Genome Res. 2009 Sep;19(9):1593-605. doi: 10.1101/gr.095190.109. Epub 2009 Jul 6.
DNA methylation stabilizes developmentally programmed gene expression states. Aberrant methylation is associated with disease progression and is a common feature of cancer genomes. Presently, few methods enable quantitative, large-scale, single-base resolution mapping of DNA methylation states in desired regions of a complex mammalian genome. Here, we present an approach that combines array-based hybrid selection and massively parallel bisulfite sequencing to profile DNA methylation in genomic regions spanning hundreds of thousands of bases. This single molecule strategy enables methylation variable positions to be quantitatively examined with high sampling precision. Using bisulfite capture, we assessed methylation patterns across 324 randomly selected CpG islands (CGI) representing more than 25,000 CpG sites. A single lane of Illumina sequencing permitted methylation states to be definitively called for >90% of target sties. The accuracy of the hybrid-selection approach was verified using conventional bisulfite capillary sequencing of cloned PCR products amplified from a subset of the selected regions. This confirmed that even partially methylated states could be successfully called. A comparison of human primary and cancer cells revealed multiple differentially methylated regions. More than 25% of islands showed complex methylation patterns either with partial methylation states defining the entire CGI or with contrasting methylation states appearing in specific regional blocks within the island. We observed that transitions in methylation state often correlate with genomic landmarks, including transcriptional start sites and intron-exon junctions. Methylation, along with specific histone marks, was enriched in exonic regions, suggesting that chromatin states can foreshadow the content of mature mRNAs.

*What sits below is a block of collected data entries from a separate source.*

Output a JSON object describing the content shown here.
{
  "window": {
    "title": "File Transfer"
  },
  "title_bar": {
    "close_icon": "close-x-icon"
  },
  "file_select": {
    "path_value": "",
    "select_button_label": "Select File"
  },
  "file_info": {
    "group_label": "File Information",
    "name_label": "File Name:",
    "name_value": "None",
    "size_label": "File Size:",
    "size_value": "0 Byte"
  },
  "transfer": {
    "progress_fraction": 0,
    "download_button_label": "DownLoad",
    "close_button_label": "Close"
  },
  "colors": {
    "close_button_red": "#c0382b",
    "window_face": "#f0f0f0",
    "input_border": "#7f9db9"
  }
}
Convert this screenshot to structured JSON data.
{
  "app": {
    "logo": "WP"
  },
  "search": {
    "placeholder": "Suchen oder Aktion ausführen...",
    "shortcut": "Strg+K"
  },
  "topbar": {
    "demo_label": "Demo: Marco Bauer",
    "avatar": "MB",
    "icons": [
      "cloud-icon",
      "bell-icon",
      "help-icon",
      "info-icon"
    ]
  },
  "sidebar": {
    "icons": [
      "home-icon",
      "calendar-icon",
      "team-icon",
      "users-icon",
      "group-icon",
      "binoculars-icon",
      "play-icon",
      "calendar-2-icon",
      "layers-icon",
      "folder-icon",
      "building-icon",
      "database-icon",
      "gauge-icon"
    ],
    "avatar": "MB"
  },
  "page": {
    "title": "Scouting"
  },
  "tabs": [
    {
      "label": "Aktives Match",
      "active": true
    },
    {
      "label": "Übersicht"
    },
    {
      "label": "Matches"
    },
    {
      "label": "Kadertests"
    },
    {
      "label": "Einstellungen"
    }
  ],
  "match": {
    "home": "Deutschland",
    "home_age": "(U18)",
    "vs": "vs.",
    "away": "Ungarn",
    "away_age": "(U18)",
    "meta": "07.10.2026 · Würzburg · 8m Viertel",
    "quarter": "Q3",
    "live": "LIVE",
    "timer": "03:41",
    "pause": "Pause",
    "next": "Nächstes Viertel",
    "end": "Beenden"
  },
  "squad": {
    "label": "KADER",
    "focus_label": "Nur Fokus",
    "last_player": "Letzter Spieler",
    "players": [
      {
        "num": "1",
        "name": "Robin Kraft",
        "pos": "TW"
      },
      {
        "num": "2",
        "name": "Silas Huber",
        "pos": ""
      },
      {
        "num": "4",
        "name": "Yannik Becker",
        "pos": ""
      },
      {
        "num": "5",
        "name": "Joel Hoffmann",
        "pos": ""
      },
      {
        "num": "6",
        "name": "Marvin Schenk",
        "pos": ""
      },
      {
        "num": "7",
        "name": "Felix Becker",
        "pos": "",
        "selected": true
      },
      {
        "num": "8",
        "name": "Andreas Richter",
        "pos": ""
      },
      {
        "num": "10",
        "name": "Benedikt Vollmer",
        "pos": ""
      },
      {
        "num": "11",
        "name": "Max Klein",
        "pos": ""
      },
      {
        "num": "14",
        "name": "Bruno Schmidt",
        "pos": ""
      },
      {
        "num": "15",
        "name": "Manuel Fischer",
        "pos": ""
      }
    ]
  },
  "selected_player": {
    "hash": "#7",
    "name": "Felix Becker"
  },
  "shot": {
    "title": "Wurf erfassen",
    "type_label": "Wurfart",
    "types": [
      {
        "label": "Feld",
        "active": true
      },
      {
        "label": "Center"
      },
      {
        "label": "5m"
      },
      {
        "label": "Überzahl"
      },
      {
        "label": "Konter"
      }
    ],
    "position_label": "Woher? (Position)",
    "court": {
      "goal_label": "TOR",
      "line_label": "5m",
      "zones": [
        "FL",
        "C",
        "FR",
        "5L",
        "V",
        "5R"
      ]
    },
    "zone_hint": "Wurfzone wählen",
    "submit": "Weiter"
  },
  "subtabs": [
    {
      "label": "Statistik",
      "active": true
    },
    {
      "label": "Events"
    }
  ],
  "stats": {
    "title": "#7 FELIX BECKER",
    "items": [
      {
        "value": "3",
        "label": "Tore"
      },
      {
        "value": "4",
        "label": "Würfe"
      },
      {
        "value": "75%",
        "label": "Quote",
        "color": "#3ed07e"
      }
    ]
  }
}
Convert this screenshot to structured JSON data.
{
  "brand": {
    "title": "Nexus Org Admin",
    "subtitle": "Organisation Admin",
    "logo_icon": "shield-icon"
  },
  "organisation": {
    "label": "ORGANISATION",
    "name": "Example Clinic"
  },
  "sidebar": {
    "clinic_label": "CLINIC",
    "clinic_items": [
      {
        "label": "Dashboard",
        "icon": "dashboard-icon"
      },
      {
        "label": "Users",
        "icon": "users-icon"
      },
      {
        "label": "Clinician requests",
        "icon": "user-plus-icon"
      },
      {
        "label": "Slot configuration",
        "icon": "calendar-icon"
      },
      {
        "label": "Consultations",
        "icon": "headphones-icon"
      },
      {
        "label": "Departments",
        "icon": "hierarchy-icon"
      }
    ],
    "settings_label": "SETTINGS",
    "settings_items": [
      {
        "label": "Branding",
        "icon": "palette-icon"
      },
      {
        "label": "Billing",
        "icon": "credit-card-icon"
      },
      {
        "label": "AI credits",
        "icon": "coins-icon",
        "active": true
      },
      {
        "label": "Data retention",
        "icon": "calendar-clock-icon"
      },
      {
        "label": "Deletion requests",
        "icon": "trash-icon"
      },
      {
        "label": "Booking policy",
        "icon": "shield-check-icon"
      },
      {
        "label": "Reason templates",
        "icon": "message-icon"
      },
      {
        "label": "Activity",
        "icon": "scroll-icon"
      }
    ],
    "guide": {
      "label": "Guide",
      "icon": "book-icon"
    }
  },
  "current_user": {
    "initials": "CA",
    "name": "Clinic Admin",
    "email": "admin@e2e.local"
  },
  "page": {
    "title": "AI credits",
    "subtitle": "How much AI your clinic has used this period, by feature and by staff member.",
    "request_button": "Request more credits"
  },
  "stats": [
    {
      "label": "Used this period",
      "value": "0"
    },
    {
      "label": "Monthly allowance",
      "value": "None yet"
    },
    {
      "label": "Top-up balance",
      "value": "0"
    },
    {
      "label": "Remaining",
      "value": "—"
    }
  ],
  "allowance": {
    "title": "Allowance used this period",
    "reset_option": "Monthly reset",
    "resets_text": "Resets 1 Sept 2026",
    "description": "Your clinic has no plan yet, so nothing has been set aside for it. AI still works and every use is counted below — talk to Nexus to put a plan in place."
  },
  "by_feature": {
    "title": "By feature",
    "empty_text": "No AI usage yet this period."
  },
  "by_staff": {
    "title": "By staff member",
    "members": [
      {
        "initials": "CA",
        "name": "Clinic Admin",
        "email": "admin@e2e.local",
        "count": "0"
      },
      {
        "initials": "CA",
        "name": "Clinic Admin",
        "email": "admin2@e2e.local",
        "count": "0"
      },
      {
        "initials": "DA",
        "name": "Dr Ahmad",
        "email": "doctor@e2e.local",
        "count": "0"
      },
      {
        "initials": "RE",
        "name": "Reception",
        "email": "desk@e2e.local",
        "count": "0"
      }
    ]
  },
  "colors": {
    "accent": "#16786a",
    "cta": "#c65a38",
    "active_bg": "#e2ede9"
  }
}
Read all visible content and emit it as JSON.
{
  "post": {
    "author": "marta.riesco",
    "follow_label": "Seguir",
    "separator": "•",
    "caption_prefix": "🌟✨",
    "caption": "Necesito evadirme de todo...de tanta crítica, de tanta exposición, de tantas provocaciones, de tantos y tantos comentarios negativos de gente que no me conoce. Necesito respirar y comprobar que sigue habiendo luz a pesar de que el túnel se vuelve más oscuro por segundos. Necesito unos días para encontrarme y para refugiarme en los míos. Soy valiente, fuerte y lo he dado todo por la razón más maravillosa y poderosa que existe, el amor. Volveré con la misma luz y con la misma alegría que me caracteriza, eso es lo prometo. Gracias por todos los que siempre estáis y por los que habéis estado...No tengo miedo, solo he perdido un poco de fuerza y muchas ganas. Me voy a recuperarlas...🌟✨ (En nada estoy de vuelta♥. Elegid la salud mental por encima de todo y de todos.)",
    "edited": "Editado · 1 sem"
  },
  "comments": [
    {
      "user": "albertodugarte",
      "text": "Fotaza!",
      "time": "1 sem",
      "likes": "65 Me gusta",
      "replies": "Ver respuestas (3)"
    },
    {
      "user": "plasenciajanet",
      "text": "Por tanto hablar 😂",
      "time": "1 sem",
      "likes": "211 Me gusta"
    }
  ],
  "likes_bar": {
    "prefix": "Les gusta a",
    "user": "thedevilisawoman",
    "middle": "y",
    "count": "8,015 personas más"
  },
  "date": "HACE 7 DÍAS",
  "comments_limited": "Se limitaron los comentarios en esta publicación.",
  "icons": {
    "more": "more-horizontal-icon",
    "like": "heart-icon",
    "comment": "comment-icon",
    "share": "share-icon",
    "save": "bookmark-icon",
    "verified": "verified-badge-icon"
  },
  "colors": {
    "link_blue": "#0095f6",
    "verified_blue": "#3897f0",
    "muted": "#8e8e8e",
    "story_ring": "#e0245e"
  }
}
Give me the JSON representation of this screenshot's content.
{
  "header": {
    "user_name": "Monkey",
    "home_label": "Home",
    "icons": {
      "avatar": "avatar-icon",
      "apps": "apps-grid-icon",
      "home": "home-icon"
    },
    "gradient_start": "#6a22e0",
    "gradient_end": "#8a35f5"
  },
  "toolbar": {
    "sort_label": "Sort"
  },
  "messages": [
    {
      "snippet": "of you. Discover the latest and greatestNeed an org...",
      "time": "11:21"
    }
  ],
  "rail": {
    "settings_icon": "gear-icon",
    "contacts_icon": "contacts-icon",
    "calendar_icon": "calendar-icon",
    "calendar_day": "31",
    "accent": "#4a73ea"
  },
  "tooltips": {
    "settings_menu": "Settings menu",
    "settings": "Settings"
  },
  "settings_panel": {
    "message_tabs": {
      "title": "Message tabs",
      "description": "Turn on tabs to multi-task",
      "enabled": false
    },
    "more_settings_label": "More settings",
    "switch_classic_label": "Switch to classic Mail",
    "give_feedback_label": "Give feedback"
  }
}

DNA甲基化可稳定发育过程中编程的基因表达状态。异常甲基化与疾病进展相关,是癌症基因组的一个常见特征。目前,很少有方法能够在复杂哺乳动物基因组的特定区域进行DNA甲基化状态的定量、大规模、单碱基分辨率图谱绘制。在此,我们提出一种方法,该方法结合基于阵列的杂交捕获和大规模平行亚硫酸氢盐测序,以分析跨越数十万碱基的基因组区域中的DNA甲基化。这种单分子策略能够以高采样精度定量检测甲基化可变位点。使用亚硫酸氢盐捕获技术,我们评估了324个随机选择的代表超过25,000个CpG位点的CpG岛的甲基化模式。Illumina测序的单条泳道能够明确确定>90%的目标位点的甲基化状态。通过对从所选区域的一个子集扩增的克隆PCR产物进行常规亚硫酸氢盐毛细管测序,验证了杂交捕获方法的准确性。这证实了即使是部分甲基化状态也能被成功检测到。对人类原代细胞和癌细胞的比较揭示了多个差异甲基化区域。超过25%的岛屿显示出复杂的甲基化模式,要么是整个CpG岛由部分甲基化状态定义,要么是在岛内特定区域块中出现对比鲜明的甲基化状态。我们观察到甲基化状态的转变通常与基因组标记相关,包括转录起始位点和内含子 - 外显子连接点。甲基化与特定的组蛋白标记一起在外显子区域富集,这表明染色质状态可以预示成熟mRNA的含量。